December 2020's blog post from 343 Industries gave fans an insight into what the studio has done to improve its visuals. While screenshots don't accurately reflect how the gameplay will look when it's all in motion, they do highlight the steps taken to make the game look more grounded and less cartoony.
If 343 Industries manage to truly recreate that classic Halo feel - especially with its multiplayer - then this spiritual reboot could pave the way for the studio to continue the franchise, from a powerful foundation. But, if they don't manage to stick the landing, Infinite could be the final nail in the coffin for them. A poor performance at this crucial stage could push Microsoft to shut down the studio and give the franchise a complete reboot with one of its many other studios.

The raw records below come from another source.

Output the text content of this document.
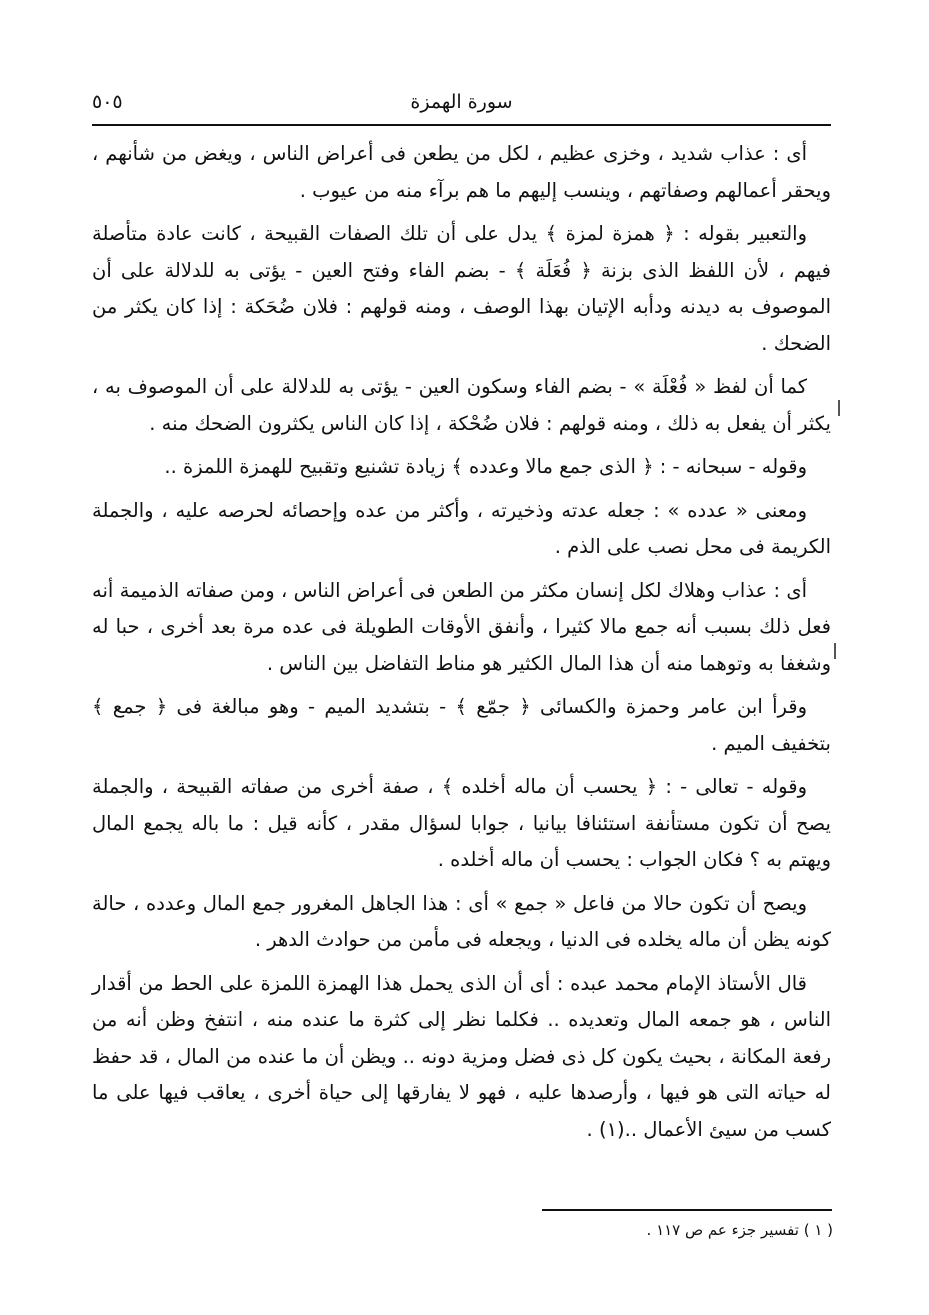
سورة الهمزة
٥٠٥

أى : عذاب شديد ، وخزى عظيم ، لكل من يطعن فى أعراض الناس ، ويغض من شأنهم ، ويحقر أعمالهم وصفاتهم ، وينسب إليهم ما هم برآء منه من عيوب .

والتعبير بقوله : ﴿ همزة لمزة ﴾ يدل على أن تلك الصفات القبيحة ، كانت عادة متأصلة فيهم ، لأن اللفظ الذى بزنة ﴿ فُعَلَة ﴾ - بضم الفاء وفتح العين - يؤتى به للدلالة على أن الموصوف به ديدنه ودأبه الإتيان بهذا الوصف ، ومنه قولهم : فلان ضُحَكة : إذا كان يكثر من الضحك .

كما أن لفظ « فُعْلَة » - بضم الفاء وسكون العين - يؤتى به للدلالة على أن الموصوف به ، يكثر أن يفعل به ذلك ، ومنه قولهم : فلان ضُحْكة ، إذا كان الناس يكثرون الضحك منه .

وقوله - سبحانه - : ﴿ الذى جمع مالا وعدده ﴾ زيادة تشنيع وتقبيح للهمزة اللمزة ..

ومعنى « عدده » : جعله عدته وذخيرته ، وأكثر من عده وإحصائه لحرصه عليه ، والجملة الكريمة فى محل نصب على الذم .

أى : عذاب وهلاك لكل إنسان مكثر من الطعن فى أعراض الناس ، ومن صفاته الذميمة أنه فعل ذلك بسبب أنه جمع مالا كثيرا ، وأنفق الأوقات الطويلة فى عده مرة بعد أخرى ، حبا له وشغفا به وتوهما منه أن هذا المال الكثير هو مناط التفاضل بين الناس .

وقرأ ابن عامر وحمزة والكسائى ﴿ جمّع ﴾ - بتشديد الميم - وهو مبالغة فى ﴿ جمع ﴾ بتخفيف الميم .

وقوله - تعالى - : ﴿ يحسب أن ماله أخلده ﴾ ، صفة أخرى من صفاته القبيحة ، والجملة يصح أن تكون مستأنفة استئنافا بيانيا ، جوابا لسؤال مقدر ، كأنه قيل : ما باله يجمع المال ويهتم به ؟ فكان الجواب : يحسب أن ماله أخلده .

ويصح أن تكون حالا من فاعل « جمع » أى : هذا الجاهل المغرور جمع المال وعدده ، حالة كونه يظن أن ماله يخلده فى الدنيا ، ويجعله فى مأمن من حوادث الدهر .

قال الأستاذ الإمام محمد عبده : أى أن الذى يحمل هذا الهمزة اللمزة على الحط من أقدار الناس ، هو جمعه المال وتعديده .. فكلما نظر إلى كثرة ما عنده منه ، انتفخ وظن أنه من رفعة المكانة ، بحيث يكون كل ذى فضل ومزية دونه .. ويظن أن ما عنده من المال ، قد حفظ له حياته التى هو فيها ، وأرصدها عليه ، فهو لا يفارقها إلى حياة أخرى ، يعاقب فيها على ما كسب من سيئ الأعمال ..(١) .

( ١ ) تفسير جزء عم ص ١١٧ .
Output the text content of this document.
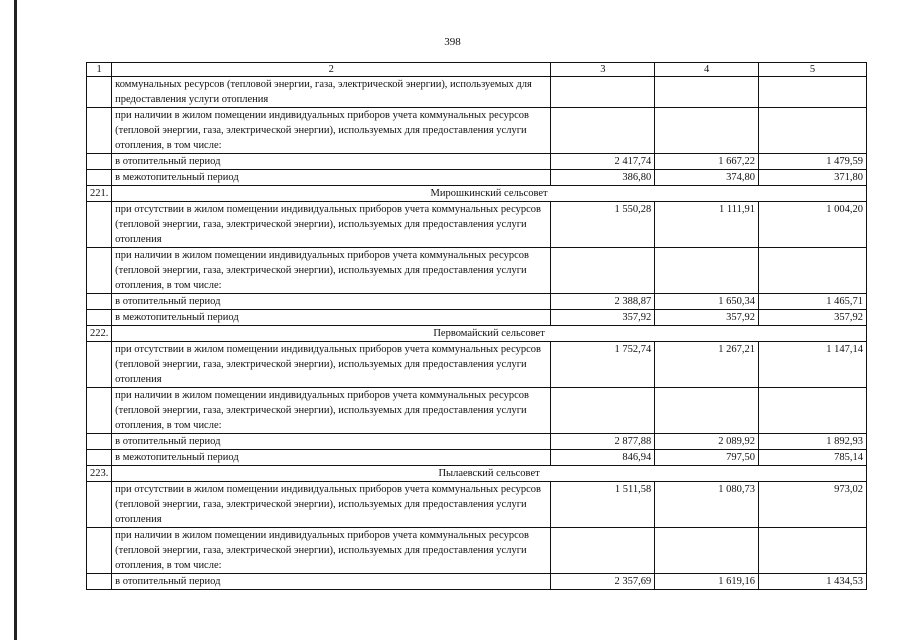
398
1	2	3	4	5
	коммунальных ресурсов (тепловой энергии, газа, электрической энергии), используемых для предоставления услуги отопления			
	при наличии в жилом помещении индивидуальных приборов учета коммунальных ресурсов (тепловой энергии, газа, электрической энергии), используемых для предоставления услуги отопления, в том числе:			
	в отопительный период	2 417,74	1 667,22	1 479,59
	в межотопительный период	386,80	374,80	371,80
221.	Мирошкинский сельсовет			
	при отсутствии в жилом помещении индивидуальных приборов учета коммунальных ресурсов (тепловой энергии, газа, электрической энергии), используемых для предоставления услуги отопления	1 550,28	1 111,91	1 004,20
	при наличии в жилом помещении индивидуальных приборов учета коммунальных ресурсов (тепловой энергии, газа, электрической энергии), используемых для предоставления услуги отопления, в том числе:			
	в отопительный период	2 388,87	1 650,34	1 465,71
	в межотопительный период	357,92	357,92	357,92
222.	Первомайский сельсовет			
	при отсутствии в жилом помещении индивидуальных приборов учета коммунальных ресурсов (тепловой энергии, газа, электрической энергии), используемых для предоставления услуги отопления	1 752,74	1 267,21	1 147,14
	при наличии в жилом помещении индивидуальных приборов учета коммунальных ресурсов (тепловой энергии, газа, электрической энергии), используемых для предоставления услуги отопления, в том числе:			
	в отопительный период	2 877,88	2 089,92	1 892,93
	в межотопительный период	846,94	797,50	785,14
223.	Пылаевский сельсовет			
	при отсутствии в жилом помещении индивидуальных приборов учета коммунальных ресурсов (тепловой энергии, газа, электрической энергии), используемых для предоставления услуги отопления	1 511,58	1 080,73	973,02
	при наличии в жилом помещении индивидуальных приборов учета коммунальных ресурсов (тепловой энергии, газа, электрической энергии), используемых для предоставления услуги отопления, в том числе:			
	в отопительный период	2 357,69	1 619,16	1 434,53
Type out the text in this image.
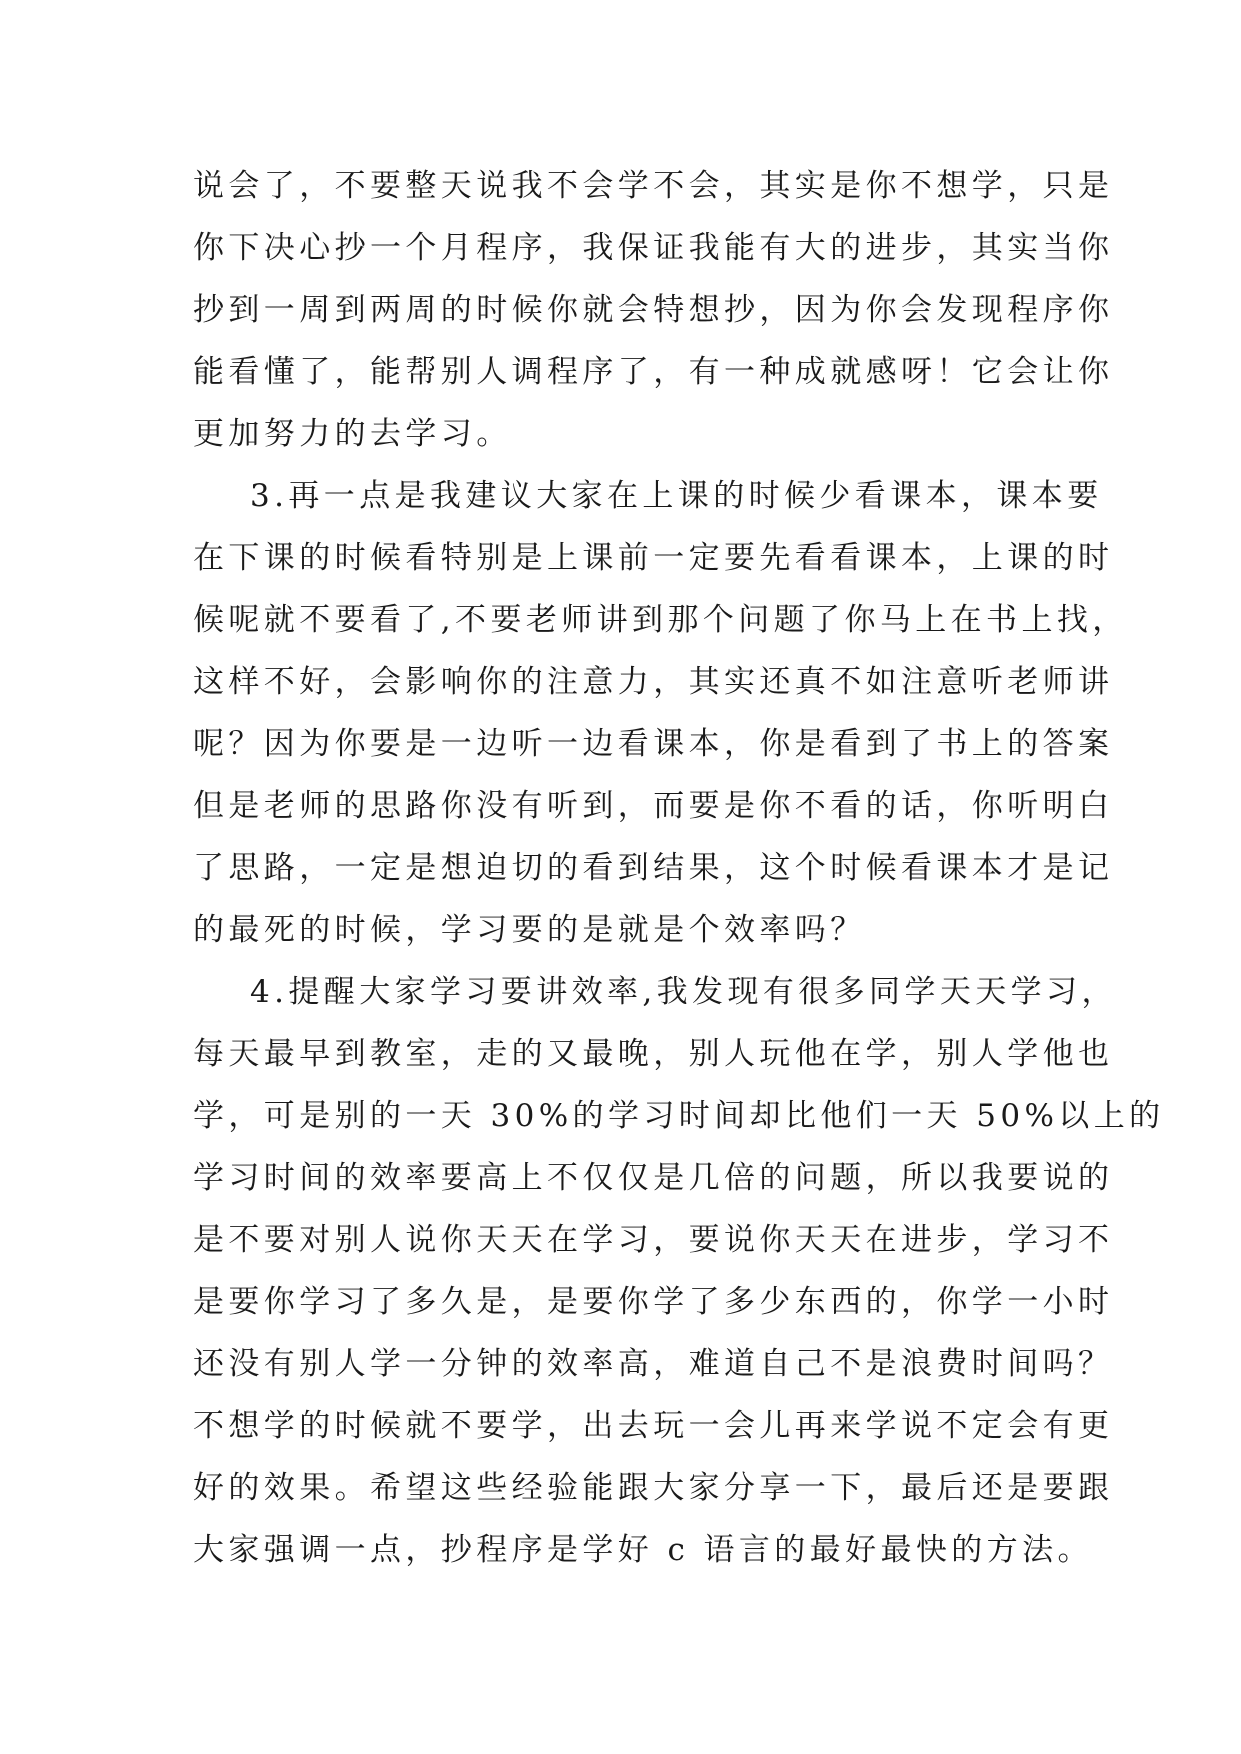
说会了，不要整天说我不会学不会，其实是你不想学，只是
你下决心抄一个月程序，我保证我能有大的进步，其实当你
抄到一周到两周的时候你就会特想抄，因为你会发现程序你
能看懂了，能帮别人调程序了，有一种成就感呀！它会让你
更加努力的去学习。
3.再一点是我建议大家在上课的时候少看课本，课本要
在下课的时候看特别是上课前一定要先看看课本，上课的时
候呢就不要看了,不要老师讲到那个问题了你马上在书上找，
这样不好，会影响你的注意力，其实还真不如注意听老师讲
呢？因为你要是一边听一边看课本，你是看到了书上的答案
但是老师的思路你没有听到，而要是你不看的话，你听明白
了思路，一定是想迫切的看到结果，这个时候看课本才是记
的最死的时候，学习要的是就是个效率吗？
4.提醒大家学习要讲效率,我发现有很多同学天天学习，
每天最早到教室，走的又最晚，别人玩他在学，别人学他也
学，可是别的一天 30%的学习时间却比他们一天 50%以上的
学习时间的效率要高上不仅仅是几倍的问题，所以我要说的
是不要对别人说你天天在学习，要说你天天在进步，学习不
是要你学习了多久是，是要你学了多少东西的，你学一小时
还没有别人学一分钟的效率高，难道自己不是浪费时间吗？
不想学的时候就不要学，出去玩一会儿再来学说不定会有更
好的效果。希望这些经验能跟大家分享一下，最后还是要跟
大家强调一点，抄程序是学好 c 语言的最好最快的方法。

And now the ZeniMax/Bethesda acquisition has given Xbox even more options. Perhaps Arkane could take on Halo Infinite's goal of creating an open-world ring that players can explore; or maybe id Software could bring some of that DOOM magic to create a fast-paced multiplayer shooter. Microsoft has a lot of options, basically, so they no longer need to worry about relying on 343 Industries to continue the Halo franchise. Which should be all the motivation the studio needs to make the new Halo one to remember, exclusively for the right reasons.